Entre 2011 et 2024, le nombre total d’arrêts maladie a augmenté de 23 %, tandis que les dépenses d’indemnités journalières ont progressé de 72 %. Cette disparité s’explique par plusieurs facteurs : l’inflation, la hausse du salaire moyen, le vieillissement de la population et l’augmentation de la « sinistralité », c’est-à-dire des accidents du travail et des maladies professionnelles. Les troubles musculo-squelettiques (TMS) et les dépressions liées au travail figurent parmi les causes les plus fréquentes d’arrêts longs.

Des solutions envisagées, mais aucune mesure concrète pour l’instant

Le gouvernement n’a pas encore détaillé de mesures spécifiques pour réduire ces dépenses. Cependant, l’annexe au PLFSS 2026 souligne que « la maîtrise des dépenses passe par une meilleure prévention des risques professionnels et un accompagnement renforcé des salariés en souffrance. » Les syndicats de médecins, comme MG France, plaident pour une approche plus globale, incluant une meilleure prise en charge des troubles psychiques et une lutte contre la désorganisation du travail.

Et maintenant ?

Le projet de budget de la Sécurité sociale pour 2027, qui sera présenté à l’automne, devrait intégrer des mesures pour mieux encadrer les arrêts longs. Parmi les pistes évoquées figurent un renforcement des contrôles par les caisses primaires d’assurance maladie (CPAM) et une incitation financière pour les entreprises mettant en place des actions de prévention. Reste à voir si ces mesures parviendront à concilier réduction des dépenses et respect des droits des salariés.

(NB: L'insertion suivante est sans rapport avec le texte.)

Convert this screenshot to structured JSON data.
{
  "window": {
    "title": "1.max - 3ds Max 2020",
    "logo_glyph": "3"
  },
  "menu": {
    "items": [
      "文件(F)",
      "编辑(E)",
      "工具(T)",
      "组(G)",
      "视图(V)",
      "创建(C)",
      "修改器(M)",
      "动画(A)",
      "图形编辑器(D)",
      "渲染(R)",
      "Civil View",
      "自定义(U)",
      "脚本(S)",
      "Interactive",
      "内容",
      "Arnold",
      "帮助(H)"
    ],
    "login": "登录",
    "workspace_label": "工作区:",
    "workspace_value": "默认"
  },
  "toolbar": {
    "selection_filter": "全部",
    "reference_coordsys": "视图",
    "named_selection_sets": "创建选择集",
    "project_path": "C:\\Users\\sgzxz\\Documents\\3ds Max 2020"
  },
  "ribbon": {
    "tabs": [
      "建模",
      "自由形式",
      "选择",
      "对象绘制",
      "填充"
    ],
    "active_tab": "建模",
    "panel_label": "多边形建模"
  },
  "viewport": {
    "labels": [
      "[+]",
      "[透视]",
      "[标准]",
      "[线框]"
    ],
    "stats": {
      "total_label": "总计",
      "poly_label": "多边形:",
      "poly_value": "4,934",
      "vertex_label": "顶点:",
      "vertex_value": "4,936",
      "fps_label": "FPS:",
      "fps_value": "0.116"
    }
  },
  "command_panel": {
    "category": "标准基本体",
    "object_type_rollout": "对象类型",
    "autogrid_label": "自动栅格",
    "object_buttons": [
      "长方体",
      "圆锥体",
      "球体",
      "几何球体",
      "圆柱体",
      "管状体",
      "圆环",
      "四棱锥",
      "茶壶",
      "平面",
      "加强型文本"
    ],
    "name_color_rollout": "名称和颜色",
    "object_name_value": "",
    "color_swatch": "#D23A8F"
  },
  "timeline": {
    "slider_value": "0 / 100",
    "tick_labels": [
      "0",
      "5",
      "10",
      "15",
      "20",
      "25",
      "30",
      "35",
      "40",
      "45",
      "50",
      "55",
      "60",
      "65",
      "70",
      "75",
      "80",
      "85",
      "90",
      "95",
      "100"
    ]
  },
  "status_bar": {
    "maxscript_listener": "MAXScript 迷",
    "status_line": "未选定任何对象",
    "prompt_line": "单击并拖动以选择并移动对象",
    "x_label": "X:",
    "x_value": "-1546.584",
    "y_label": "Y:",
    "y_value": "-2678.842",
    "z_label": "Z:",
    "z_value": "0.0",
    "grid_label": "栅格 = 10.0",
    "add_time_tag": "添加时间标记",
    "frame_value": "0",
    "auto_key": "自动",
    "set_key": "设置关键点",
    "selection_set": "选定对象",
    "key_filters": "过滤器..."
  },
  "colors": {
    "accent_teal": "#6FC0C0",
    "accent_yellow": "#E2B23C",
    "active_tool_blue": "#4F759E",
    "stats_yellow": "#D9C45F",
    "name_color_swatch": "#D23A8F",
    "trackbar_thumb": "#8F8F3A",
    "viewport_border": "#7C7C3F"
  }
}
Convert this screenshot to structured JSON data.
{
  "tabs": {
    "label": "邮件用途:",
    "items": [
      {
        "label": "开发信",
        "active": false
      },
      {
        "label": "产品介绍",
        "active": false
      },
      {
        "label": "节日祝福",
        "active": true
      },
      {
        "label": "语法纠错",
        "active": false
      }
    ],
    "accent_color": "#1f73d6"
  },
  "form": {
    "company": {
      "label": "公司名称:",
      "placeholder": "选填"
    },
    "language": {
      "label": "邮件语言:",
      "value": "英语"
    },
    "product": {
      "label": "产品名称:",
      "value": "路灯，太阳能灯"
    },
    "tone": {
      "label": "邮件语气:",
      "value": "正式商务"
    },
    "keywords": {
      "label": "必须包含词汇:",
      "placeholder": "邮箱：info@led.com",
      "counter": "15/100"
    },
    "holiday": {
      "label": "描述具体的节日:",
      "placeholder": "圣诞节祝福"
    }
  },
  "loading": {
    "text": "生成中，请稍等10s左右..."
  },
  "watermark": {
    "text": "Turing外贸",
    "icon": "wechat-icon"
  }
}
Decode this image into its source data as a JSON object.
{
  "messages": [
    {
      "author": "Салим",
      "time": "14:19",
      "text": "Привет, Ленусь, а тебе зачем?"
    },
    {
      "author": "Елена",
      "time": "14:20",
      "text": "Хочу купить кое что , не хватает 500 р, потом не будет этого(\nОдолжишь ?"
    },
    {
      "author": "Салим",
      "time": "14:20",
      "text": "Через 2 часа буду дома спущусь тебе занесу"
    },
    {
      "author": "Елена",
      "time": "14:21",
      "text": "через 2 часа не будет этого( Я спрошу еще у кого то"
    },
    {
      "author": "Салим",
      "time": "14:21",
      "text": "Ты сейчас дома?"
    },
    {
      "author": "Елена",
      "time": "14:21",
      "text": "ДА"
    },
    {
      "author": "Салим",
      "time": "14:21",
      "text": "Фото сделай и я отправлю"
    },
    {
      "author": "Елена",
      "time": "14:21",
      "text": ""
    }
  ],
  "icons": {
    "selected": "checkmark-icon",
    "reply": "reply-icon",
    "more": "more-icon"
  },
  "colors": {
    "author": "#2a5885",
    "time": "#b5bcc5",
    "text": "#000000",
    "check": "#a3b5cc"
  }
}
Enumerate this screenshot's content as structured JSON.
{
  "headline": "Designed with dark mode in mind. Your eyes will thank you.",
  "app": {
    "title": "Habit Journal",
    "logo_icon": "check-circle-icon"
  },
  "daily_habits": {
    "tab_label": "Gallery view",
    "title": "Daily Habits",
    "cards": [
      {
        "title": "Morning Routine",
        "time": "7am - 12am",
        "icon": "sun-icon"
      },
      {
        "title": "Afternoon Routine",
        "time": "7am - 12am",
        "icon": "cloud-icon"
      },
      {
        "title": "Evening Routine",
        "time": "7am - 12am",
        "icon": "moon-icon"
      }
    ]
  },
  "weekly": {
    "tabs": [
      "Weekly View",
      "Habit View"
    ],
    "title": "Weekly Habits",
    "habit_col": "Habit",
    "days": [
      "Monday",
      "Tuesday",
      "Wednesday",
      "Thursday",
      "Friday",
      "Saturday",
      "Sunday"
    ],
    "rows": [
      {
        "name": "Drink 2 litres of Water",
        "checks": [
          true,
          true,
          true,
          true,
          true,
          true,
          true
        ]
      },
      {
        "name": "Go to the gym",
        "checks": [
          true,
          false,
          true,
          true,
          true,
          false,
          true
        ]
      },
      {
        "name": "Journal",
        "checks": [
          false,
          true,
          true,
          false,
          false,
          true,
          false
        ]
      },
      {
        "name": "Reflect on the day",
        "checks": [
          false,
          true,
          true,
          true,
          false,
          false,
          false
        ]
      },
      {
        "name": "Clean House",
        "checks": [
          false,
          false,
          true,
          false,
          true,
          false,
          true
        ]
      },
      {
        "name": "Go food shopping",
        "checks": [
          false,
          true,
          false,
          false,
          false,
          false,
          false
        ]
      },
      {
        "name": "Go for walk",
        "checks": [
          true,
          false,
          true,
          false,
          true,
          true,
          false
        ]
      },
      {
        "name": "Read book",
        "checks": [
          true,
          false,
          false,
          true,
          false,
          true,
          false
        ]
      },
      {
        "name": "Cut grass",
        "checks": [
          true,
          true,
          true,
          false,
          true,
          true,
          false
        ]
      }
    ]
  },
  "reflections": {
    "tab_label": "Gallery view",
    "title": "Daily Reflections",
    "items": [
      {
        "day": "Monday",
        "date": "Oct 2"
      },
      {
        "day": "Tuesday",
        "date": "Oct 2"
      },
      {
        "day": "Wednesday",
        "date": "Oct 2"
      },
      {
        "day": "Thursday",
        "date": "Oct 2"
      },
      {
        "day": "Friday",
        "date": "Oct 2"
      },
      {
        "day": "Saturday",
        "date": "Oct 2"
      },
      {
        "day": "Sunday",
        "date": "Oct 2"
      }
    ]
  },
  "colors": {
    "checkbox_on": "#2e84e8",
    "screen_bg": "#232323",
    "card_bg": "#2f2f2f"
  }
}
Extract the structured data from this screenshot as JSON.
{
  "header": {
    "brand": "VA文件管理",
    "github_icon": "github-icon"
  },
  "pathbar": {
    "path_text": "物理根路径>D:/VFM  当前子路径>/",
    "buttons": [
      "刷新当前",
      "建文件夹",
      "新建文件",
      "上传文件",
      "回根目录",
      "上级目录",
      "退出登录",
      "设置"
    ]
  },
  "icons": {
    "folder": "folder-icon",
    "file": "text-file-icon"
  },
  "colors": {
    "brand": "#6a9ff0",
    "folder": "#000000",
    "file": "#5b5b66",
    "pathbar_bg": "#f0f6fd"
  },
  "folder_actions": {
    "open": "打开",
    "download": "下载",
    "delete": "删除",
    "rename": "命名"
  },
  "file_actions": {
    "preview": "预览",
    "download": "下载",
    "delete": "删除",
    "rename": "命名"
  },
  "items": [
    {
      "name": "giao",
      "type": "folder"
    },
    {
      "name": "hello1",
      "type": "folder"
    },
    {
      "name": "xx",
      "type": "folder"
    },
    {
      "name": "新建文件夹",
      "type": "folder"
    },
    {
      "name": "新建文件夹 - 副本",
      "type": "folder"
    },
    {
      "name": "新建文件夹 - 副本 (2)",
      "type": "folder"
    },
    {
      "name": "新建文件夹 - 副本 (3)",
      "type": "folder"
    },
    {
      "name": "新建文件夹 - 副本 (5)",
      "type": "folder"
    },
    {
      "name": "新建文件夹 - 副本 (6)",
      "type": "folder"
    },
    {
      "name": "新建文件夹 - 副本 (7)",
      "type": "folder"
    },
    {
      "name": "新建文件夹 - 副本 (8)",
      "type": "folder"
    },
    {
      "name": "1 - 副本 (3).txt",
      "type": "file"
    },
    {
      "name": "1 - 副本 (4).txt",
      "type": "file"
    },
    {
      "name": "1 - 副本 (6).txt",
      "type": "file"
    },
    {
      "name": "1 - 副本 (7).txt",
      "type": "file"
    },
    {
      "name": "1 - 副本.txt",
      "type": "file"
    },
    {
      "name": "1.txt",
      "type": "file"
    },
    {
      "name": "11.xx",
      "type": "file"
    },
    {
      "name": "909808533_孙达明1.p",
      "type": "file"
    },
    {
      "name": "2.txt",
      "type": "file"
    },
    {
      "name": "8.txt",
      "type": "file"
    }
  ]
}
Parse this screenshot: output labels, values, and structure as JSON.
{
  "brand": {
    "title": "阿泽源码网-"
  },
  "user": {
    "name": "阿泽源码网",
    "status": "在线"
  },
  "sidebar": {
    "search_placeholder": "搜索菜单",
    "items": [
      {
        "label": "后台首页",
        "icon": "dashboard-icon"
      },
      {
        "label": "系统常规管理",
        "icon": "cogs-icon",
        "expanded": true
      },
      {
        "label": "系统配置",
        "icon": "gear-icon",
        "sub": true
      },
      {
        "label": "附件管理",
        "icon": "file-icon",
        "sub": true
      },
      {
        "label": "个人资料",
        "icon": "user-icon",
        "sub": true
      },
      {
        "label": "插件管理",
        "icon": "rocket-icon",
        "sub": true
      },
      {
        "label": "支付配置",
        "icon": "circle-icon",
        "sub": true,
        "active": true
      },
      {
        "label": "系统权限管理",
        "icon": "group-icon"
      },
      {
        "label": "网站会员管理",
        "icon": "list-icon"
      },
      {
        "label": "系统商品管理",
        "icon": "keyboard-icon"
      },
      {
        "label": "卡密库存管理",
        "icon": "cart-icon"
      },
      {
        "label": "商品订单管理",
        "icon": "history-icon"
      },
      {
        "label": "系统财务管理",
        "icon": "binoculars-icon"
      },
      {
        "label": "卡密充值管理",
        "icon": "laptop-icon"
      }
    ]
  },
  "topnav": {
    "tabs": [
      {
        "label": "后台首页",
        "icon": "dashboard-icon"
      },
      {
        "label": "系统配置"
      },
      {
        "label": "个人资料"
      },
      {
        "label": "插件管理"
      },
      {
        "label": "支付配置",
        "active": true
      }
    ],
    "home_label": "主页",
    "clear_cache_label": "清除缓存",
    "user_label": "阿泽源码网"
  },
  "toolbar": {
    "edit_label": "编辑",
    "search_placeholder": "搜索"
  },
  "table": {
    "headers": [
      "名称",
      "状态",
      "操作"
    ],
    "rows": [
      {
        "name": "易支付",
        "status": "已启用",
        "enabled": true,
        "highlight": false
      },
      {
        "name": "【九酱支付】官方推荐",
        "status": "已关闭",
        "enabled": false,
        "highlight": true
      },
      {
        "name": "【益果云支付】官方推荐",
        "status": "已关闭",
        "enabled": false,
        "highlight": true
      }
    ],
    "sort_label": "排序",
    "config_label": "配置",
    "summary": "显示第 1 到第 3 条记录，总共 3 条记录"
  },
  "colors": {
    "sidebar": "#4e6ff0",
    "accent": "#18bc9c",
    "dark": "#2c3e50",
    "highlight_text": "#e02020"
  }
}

En attendant, le débat sur l’équilibre entre maîtrise des coûts et justice sociale reste ouvert. Les prochains mois pourraient voir émerger des propositions plus précises, notamment dans le cadre des discussions parlementaires sur le PLFSS.

Les arrêts longs coûtent plus cher car ils génèrent des dépenses d’indemnités journalières sur une période prolongée. Par exemple, un arrêt de six mois coûtera bien plus qu’une dizaine d’arrêts de trois jours, même si ces derniers sont plus nombreux. De plus, les trois premiers jours d’arrêt ne sont pas indemnisés dans le privé, ce qui limite le coût des arrêts très courts.